Além da artrite reumatoide, as doenças autoimunes mais frequentes são a esclerose múltipla, o lúpus, a psoríase e o vitiligo, entre outras

O sistema imunitário permite-nos viver num mundo preenchido por bactérias, vírus, fungos e outros seres vivos. Muitos destes organismos não interagem negativamente connosco, mas outros são patogénicos, alimentam-se das nossas células ou parasitam-nos de alguma forma, podendo causar doenças e até a morte. Ao longo da evolução, os animais e os mamíferos foram desenvolvendo um sistema imunitário que lida com estas ameaças em batalhas microscópicas. No entanto, por razões que não são inteiramente conhecidas, em algumas pessoas este mecanismo de proteção ataca os próprios órgãos e tecidos, desenvolvendo-se assim as doenças autoimunes. “As doenças imunomediadas (doenças autoimunes) podem acontecer em pessoas com predisposição genética ou porque a agressão vinda do exterior é para lá do normal”, explica Helena Canhão, reumatologista do Hospital Lusíadas Lisboa.
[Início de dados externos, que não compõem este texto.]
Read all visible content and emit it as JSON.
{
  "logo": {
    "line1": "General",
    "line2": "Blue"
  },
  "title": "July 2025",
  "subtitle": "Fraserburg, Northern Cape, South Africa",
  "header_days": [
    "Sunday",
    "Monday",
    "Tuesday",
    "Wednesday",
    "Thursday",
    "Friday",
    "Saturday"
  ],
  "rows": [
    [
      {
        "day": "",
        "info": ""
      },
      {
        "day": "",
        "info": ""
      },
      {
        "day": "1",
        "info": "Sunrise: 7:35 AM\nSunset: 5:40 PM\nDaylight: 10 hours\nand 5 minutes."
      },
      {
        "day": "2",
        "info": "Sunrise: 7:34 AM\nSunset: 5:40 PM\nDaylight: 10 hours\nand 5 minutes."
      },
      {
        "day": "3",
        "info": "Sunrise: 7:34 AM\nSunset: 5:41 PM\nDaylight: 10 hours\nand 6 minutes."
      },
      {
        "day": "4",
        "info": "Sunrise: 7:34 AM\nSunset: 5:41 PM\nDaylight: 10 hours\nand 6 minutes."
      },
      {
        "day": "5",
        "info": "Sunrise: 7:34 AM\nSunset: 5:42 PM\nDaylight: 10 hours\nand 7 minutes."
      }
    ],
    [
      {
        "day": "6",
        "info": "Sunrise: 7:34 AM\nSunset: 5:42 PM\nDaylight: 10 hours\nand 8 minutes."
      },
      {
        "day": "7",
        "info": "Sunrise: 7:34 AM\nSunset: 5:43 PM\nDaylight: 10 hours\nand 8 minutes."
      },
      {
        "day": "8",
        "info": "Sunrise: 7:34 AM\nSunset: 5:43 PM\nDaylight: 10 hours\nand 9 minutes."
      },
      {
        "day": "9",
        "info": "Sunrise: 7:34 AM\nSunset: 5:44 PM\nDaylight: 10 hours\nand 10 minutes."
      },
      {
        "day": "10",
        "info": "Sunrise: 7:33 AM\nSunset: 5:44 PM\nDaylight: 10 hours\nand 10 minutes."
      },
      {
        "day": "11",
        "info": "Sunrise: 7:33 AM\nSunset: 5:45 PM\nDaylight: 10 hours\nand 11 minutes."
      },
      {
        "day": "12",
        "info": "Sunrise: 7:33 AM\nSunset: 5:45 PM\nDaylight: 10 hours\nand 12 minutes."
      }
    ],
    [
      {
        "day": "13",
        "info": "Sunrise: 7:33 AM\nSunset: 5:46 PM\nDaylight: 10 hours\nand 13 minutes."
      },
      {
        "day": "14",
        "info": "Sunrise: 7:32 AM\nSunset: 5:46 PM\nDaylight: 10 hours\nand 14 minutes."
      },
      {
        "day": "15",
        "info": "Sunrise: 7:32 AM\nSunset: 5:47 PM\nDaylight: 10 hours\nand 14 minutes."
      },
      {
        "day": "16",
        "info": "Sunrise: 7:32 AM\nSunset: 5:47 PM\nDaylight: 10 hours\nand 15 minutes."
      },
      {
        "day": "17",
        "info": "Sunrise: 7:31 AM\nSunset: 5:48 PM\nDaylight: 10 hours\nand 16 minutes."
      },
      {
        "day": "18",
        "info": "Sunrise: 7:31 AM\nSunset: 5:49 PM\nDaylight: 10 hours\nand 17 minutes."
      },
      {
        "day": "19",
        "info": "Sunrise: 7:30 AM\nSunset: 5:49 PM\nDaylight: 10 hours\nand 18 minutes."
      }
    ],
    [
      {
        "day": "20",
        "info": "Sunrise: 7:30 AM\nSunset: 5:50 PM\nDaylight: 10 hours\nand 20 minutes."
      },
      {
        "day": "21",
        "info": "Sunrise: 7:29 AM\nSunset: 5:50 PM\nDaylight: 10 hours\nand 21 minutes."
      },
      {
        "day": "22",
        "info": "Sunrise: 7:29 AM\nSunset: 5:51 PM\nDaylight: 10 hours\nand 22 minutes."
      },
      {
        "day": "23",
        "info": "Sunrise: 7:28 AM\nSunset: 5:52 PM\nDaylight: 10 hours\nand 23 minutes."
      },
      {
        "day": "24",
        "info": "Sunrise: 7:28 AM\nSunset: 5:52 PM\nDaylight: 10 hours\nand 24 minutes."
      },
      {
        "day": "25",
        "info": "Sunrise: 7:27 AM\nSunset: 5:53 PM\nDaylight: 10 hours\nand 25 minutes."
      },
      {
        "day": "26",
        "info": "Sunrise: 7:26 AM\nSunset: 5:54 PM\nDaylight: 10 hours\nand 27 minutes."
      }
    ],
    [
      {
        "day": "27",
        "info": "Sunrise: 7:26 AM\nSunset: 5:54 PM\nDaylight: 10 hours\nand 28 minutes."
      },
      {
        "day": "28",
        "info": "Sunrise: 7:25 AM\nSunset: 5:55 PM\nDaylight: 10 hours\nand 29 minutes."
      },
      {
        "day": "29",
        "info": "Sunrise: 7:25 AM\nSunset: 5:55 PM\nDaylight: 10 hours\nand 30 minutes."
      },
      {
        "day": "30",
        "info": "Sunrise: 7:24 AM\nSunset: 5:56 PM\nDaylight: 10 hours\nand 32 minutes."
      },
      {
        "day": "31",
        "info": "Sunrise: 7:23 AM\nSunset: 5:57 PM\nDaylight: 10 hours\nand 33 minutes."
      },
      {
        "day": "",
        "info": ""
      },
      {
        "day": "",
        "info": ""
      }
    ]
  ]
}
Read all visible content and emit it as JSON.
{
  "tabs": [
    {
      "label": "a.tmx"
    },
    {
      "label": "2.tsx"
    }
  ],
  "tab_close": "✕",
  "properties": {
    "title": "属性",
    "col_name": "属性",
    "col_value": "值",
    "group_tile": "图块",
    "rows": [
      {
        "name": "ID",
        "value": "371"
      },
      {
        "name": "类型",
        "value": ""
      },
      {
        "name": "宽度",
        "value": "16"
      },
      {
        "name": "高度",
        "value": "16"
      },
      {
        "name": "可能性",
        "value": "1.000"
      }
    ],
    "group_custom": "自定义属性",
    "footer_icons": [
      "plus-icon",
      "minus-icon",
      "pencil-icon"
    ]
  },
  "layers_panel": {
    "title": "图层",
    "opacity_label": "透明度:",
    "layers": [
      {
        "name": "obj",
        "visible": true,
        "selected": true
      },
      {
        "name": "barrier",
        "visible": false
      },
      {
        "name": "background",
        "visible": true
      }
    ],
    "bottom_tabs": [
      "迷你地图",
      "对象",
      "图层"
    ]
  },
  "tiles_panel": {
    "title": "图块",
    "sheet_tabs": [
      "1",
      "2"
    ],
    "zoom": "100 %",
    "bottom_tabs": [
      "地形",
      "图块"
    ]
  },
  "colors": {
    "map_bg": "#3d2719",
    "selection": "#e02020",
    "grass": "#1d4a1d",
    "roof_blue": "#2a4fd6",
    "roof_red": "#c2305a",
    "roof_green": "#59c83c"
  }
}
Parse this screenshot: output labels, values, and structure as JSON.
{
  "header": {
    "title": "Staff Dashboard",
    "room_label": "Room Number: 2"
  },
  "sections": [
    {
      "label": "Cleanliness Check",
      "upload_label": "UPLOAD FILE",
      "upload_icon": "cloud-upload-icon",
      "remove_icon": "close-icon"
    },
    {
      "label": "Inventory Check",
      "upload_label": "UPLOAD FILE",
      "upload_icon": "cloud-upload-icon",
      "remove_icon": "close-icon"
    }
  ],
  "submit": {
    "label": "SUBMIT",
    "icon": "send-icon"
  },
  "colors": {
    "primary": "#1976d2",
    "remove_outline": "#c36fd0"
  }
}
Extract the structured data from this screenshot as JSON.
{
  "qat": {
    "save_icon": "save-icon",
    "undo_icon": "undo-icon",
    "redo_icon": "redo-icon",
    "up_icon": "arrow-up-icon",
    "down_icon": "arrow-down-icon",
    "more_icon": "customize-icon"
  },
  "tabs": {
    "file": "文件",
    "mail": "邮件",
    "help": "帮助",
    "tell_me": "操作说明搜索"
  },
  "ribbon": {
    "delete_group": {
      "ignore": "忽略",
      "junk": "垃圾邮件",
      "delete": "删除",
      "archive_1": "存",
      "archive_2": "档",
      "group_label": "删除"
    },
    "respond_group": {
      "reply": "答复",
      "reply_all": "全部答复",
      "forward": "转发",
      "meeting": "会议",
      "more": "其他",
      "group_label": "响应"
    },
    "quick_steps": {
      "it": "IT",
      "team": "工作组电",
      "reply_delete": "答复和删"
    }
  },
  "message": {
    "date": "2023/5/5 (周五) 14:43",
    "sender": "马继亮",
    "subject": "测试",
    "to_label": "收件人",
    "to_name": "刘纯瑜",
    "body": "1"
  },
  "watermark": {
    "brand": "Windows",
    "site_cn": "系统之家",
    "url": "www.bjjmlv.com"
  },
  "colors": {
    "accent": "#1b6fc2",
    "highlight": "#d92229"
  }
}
O mundo dos glóbulos brancos

Basta fazer uma pequena ferida na pele para o mundo exterior ter acesso ao nosso interior. Mas as bactérias, os vírus e outros agressores podem também entrar no nosso organismo pela boca e por outros orifícios como os dos órgãos sexuais. O corpo está preparado para receber estes intrusos. “O sistema imunitário é útil porque ajuda-nos a viver todos os dias lutando contra estes agressores”, refere a médica.

Esta defesa é formada por células chamadas glóbulos brancos ou leucócitos que viajam na corrente sanguínea e estão alojados em certos locais como os gânglios linfáticos. Quando um agente patogénico é encontrado num determinado tecido, os glóbulos brancos são chamados para o local e atravessam as paredes dos vasos sanguíneos para combater o organismo estranho. Tecidos em contacto com o exterior como os intestinos e os pulmões, onde há mais micro-organismos, são lugares com uma forte presença destes polícias do organismo, que têm várias formas de atuar.

Imunidade inata e imunidade adquirida

Há várias classes de leucócitos que têm funções e morfologias diferentes. Existem os neutrófilos, os monócitos, os macrófagos, os eosinófilos, os linfócitos, entre outros. Células como os neutrófilos e os monócitos fazem parte da imunidade inata, que é uma resposta mais geral e inespecífica a qualquer tipo de agente patogénico. Os neutrófilos “comem” agressores como as bactérias num processo chamado fagocitose. Os monócitos também fagocitam e são responsáveis por produzirem outras moléculas importantes para ativar o processo imunitário.

Um desses processos é a inflamação. “Pode haver uma agressão tão intensa que causa uma resposta por parte do sistema imunitário e que produz sintomas como a inflamação e a febre. É uma resposta aumentada mas que faz parte da resposta boa”, explica Helena Canhão. “Quando há uma agressão, o sistema imunitário é ativado e chama células ao local, este aumento de células provoca o inchaço”, diz a médica, descrevendo o processo de inflamação. “Estas células vão produzir substâncias que ajudam a defender contra o agressor, mas que aumentam a vascularização do local.” É por isso que há uma sensação de calor à volta das zonas inflamadas, como quando nos ferimos. A inflamação está associada às doenças imunomediadas como a artrite reumatoide onde intervêm também outros glóbulos brancos, em que o sistema imunitário ataca as articulações das mãos e pulsos provocando a inflamação, a deformação e a rigidez das articulações.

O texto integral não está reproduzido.